Знаменитое стихотворение «К***» («Я помню чудное мгновенье…»; далее обозначается просто как К*** – без кавычек) написано в середине 1820‐х годов – в период, когда лирический стиль Пушкина все еще прочно находился в русле «школы гармонической точности», восходящей к К. Н. Батюшкову и В. А. Жуковскому. Главным признаком этой школы в русской романтической поэзии был – согласно Л. Я. Гинзбург – «предрешенный стиль авторского сознания», в связи с которым оказывались «предрешены основные соотнесенные между собой элементы произведения: его лексика, семантические связи» (Гинзбург 1974: 25). Лирическое произведение было пронизано разветвленной системой поэтических мотивов, образов и формул, предназначенных для широкого спектра оттенков и фаз чувства, для различных мыслей и душевных состояний лирического «я».
Оказывается, что из этих вполне обкатанных формул, во всяком случае на лексико-фразеологическом уровне, состоят некоторые из наиболее известных произведений русской лирики данного периода. В отличие от эпигона настоящий поэт сознательно организует этот материал:
Стихотворение <…> развертывает перед читателем непрерывную цепь освященных традицией слов в их гармонической сопряженности; именно в этом его поэтическая действенность (Гинзбург 1974: 43–44).
Исследовательница приводит в качестве примера стихотворения Батюшкова «На смерть супруги Ф. Ф. Кокошкина» и «К другу». Иностранцу подобный текст в дословном переводе может показаться собранием банальных, стертых идей (как порой и воспринимались на Западе даже весьма проницательными критиками произведения самых больших русских поэтов), ибо техническая организованность, «гармоническая сопряженность» этих стихов непередаваема на другом языке, да и немногие переводчики стремятся ее уловить и воспроизвести.
Повторяемостью часто отличались сами лирические сюжеты, т. е. типы того, что могло случаться с поэтической персоной с событийной точки зрения; какого рода переживания и ситуации чаще других образовывали стержень стихотворения, как могла линейно развертываться траектория душевных состояний лирического героя.

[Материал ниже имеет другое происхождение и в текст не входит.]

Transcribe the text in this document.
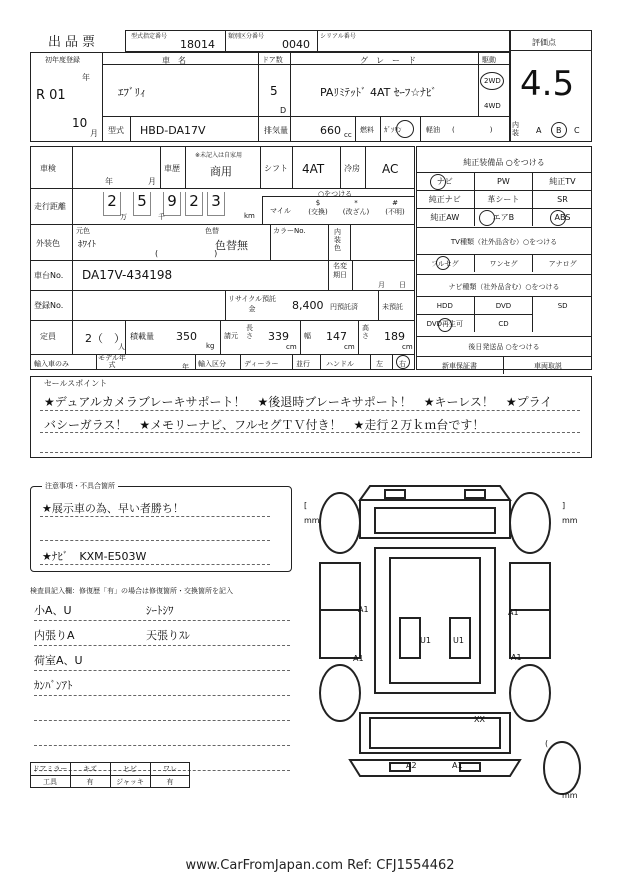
出品票	型式指定番号
18014
類別区分番号
0040
シリアル番号
評価点
4.5
初年度登録
年
R 01
10
月
車　名
ｴﾌﾞﾘｨ
ドア数
5
D
グ　レ　ー　ド
PAﾘﾐﾃｯﾄﾞ 4AT ｾｰﾌ☆ﾅﾋﾞ
駆動
2WD
4WD
型式 HBD-DA17V	排気量	660 cc
燃料 ｶﾞｿﾘﾝ	軽油 (　　　　　)
内装	A B C
車検
年	月
※未記入は自家用
車歴	商用	シフト 4AT 冷房 AC
走行距離	2 5 9 2 3
万	千	km
○をつける
マイル
$
(交換)
*
(改ざん)
#
(不明)
外装色
元色
ﾎﾜｲﾄ
色替
色替無
(　　　　　　　)
カラーNo.	内装色
車台No. DA17V-434198
名変期日
月　　日
登録No.
リサイクル預託金	8,400 円預託済	未預託
定員	2（　）
人
積載量 350
kg
請元
長さ 339
cm
幅 147
cm
高さ 189
cm
輸入車のみ
モデル年式	年 輸入区分	ディーラー	並行 ハンドル	左 右
純正装備品 ○をつける
ナビ	PW	純正TV
純正ナビ	革シート	SR
純正AW	エアB	ABS
TV種類（社外品含む）○をつける
フルセグ	ワンセグ	アナログ
ナビ種類（社外品含む）○をつける
HDD	DVD	SD
DVD再生可	CD
後日発送品 ○をつける
新車保証書	車両取説
セールスポイント
★デュアルカメラブレーキサポート！　★後退時ブレーキサポート！　★キーレス！　★プライ
バシーガラス！　★メモリーナビ、フルセグＴＶ付き！　★走行２万ｋｍ台です！
注意事項・不具合箇所
★展示車の為、早い者勝ち！
★ﾅﾋﾞ　KXM-E503W
検査員記入欄：修復歴「有」の場合は修復箇所・交換箇所を記入
小A、U	ｼｰﾄｼﾜ
内張りA	天張りｽﾚ
荷室A、U
ｶﾝﾊﾞﾝｱﾄ
ドアミラー	キズ	ヒビ	ワレ
工具	有	ジャッキ	有
[
mm
]
mm
(
mm
A1	A1
U1	U1
A1	A1
XX
A2	A1
www.CarFromJapan.com Ref: CFJ1554462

Одним из распространенных сюжетов была история чувства и эволюция лирической персоны, которая
(а) сначала находится в расцвете сил и чувств,
(б) затем переживает период увядания, впадает в бесчувственность и апатию (депрессию, сказали бы мы сегодня),
(в) и, наконец, при счастливом исходе, пробуждается к новой жизни под воздействием тех или иных душевных и физических возбудителей.
Строго обязательно присутствует только фаза (в) пробуждение; почти обязательно – фаза (б) упадок; и факультативно – фаза (а) былое счастье.
Воспоминание о фазе (а) может насыщать фазу (б) и способствовать наступлению фазы (в).
Три фазы могут по-разному распределяться между прошлым, настоящим и будущим. Например, либо все три развертываются в прошедшем времени, как уже пережитые к моменту рассказа; либо фаза (а) дается как прошедшее, фаза (б) – как переживаемое в настоящий момент и фаза (в) как ожидаемое, призываемое в мечтах и надеждах лирического героя, в его мольбах о спасении, и т. д.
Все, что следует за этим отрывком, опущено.